Insistir no que gosta e sendo bom em fazer o que gosta é um privilégio, e acho que na verdade poucos de nós conseguem acertar isso de primeira. E os que acertam não necessariamente se tornam expoentes na sua área, existe também a chance de fazer, explorar, e decidir ir a outro lugar, porque a vida é cheia gramas verdes convidativas na vizinhança. Da minha parte, gosto de pensar que a própria busca modifica o caminho. Eu acho que gostamos de nos pensar como a Rainha do tabuleiro de xadrez, mas nós somos tão frágeis e pouco móveis quanto o Rei. Se a pessoa se aventura muito, ela consegue ser um Peão, mas de jeito nenhum que se consegue mais do que um movimento de cada vez.
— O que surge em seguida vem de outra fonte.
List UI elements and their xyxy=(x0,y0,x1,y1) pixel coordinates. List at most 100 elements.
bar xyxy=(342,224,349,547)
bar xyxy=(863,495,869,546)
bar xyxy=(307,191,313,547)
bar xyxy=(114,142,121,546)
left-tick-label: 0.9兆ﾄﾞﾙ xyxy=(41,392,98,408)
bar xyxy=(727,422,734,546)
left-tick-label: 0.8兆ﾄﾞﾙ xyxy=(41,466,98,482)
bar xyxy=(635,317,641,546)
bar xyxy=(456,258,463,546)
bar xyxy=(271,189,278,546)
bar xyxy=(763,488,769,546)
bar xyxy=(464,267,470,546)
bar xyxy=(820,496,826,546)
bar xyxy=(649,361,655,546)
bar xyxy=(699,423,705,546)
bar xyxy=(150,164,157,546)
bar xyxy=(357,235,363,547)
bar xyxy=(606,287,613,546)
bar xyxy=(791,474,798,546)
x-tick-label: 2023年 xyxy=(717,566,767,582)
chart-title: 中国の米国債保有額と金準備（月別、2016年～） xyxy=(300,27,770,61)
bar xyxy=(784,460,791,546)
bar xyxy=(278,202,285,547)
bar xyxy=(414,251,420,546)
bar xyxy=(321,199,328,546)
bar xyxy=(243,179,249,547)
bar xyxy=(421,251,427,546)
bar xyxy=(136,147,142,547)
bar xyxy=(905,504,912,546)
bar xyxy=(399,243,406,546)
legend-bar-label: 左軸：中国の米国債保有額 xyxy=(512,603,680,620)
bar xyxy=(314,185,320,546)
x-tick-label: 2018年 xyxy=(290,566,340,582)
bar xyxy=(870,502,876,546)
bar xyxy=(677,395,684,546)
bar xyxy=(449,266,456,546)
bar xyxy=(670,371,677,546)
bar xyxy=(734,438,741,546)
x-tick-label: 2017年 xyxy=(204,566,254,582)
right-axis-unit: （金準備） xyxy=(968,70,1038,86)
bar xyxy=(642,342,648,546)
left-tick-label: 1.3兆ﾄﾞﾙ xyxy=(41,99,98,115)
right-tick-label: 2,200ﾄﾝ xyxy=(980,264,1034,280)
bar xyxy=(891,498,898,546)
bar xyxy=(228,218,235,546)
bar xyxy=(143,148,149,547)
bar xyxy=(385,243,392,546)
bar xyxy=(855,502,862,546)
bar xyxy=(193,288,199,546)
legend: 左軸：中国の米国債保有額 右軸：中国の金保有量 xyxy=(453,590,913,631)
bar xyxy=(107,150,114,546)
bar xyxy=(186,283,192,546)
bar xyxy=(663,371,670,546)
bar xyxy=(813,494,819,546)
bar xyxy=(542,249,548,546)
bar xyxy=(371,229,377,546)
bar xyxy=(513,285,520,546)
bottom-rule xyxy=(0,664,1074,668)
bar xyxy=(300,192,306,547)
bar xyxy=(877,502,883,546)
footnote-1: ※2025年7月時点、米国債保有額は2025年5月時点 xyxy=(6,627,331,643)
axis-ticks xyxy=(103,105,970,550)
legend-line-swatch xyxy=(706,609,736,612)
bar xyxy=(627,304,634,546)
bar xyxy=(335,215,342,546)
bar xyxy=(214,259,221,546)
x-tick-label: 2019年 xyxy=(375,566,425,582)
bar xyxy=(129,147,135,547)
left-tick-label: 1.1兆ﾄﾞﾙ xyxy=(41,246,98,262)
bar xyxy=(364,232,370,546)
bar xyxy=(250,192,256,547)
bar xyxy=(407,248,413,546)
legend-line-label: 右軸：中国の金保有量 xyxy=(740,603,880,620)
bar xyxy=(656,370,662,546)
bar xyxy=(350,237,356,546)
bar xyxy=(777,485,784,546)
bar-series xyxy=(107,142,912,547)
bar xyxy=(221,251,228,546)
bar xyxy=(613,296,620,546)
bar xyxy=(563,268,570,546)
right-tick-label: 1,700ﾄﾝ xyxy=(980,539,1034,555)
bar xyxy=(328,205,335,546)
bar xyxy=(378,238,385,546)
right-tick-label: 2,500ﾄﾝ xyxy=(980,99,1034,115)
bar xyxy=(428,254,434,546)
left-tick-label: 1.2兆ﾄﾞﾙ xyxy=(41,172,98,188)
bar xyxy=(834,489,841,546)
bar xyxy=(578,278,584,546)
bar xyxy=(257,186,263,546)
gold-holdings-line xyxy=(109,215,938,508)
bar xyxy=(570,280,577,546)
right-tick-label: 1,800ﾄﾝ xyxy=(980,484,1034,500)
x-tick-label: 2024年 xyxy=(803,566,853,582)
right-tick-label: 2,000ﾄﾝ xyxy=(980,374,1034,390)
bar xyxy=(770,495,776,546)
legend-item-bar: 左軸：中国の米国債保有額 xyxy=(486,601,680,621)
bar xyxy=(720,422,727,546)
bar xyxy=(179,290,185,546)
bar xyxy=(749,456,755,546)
Eu acho que ser a pessoa no lugar errado também pode levar a experiências interessantes; aquele que está no lugar errado pode aprender o que nunca aprenderia se estivesse confortável e o lugar que os recebe pode se surpreender com atitudes e pensamentos radicalmente diferentes do que é a regra. Se somos sempre seres tão limitados, cujos pais, professores e o meio em geral projetaram tão poucas opções nos nossos horizontes, qualquer pequeno passo é grande por ser um dos poucos possíveis. E sabe-se lá aonde o curso de “engenharia” pode nos levar.